EPA has developed a framework for conducting cumulative risk assessments. In assessing cumulative risks, EPA evaluates the potential for people to be exposed to more than one pesticide at a time from a group with an identified common mechanism of toxicity. These cumulative assessments consider exposures from food, drinking water, and residential sources. The Agency also incorporates regional exposures from residential and drinking water sources since this is the most appropriate way to account for the considerable variation in potential exposures across the country. EPA's cumulative assessments, therefore, approximate as closely as possible people's actual exposures and potential risks resulting from current uses of these pesticides in different parts of the country.

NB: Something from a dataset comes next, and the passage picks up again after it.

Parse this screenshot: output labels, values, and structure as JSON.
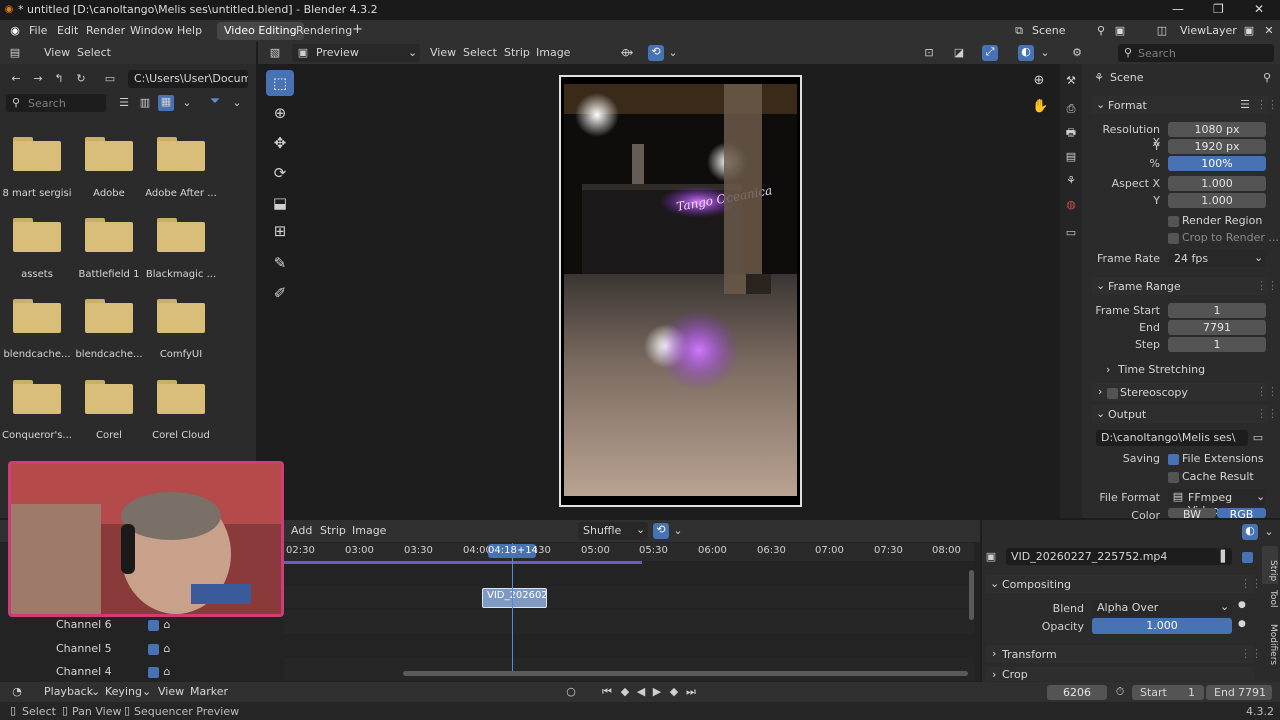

The Agency has determined so far that four groups of pesticides each have a common mechanism of toxicity and require cumulative risk assessments because exposure to these pesticide groups may pose potential risks to human health and the environment. The four groups are: the organphosphates, N-methyl carbamates, triazines and chloroacetanilides.

The Agency has determined that two other groups of pesticides, the thiocarbamate and dithiocarbamate pesticides, should not undergo cumulative assessments since chemicals in those two groups do not act the same way in the body. In late 2001 and early 2002, EPA provided an opportunity for the public to comment on the Agency's common mechanism determinations for the thiocarbamates (PDF) (46 pp, 348 KB, About PDF) and dithiocarbamates (PDF) (51 pp, 418 KB, About PDF), which also belong to the carbamate group of pesticides. EPA considered four common effects, including acetyl cholinesterase inhibition, and determined that the thiocarbamates and dithiocarbamates do not share a common mechanism of toxicity.

Through cumulative risk assessment, EPA will be able to consider whether the risks posed by a group of pesticides that act the same way in the body meet the current safety standard of "reasonable certainty of no harm" established by FQPA. Pesticides that EPA determines meet this standard may successfully complete tolerance reassessment under the Federal Food, Drug, and Cosmetic Act, now closely intertwined with completing reregistration under the Federal Insecticide, Fungicide, and Rodenticide Act. During development of the individual and cumulative assessments and the subsequent risk management decisions, EPA provides a number of opportunities for input from stakeholders. The Agency's process for public involvement and consultation during EPA's tolerance reassessment and reregistration review of pesticides is outlined on a separate web page.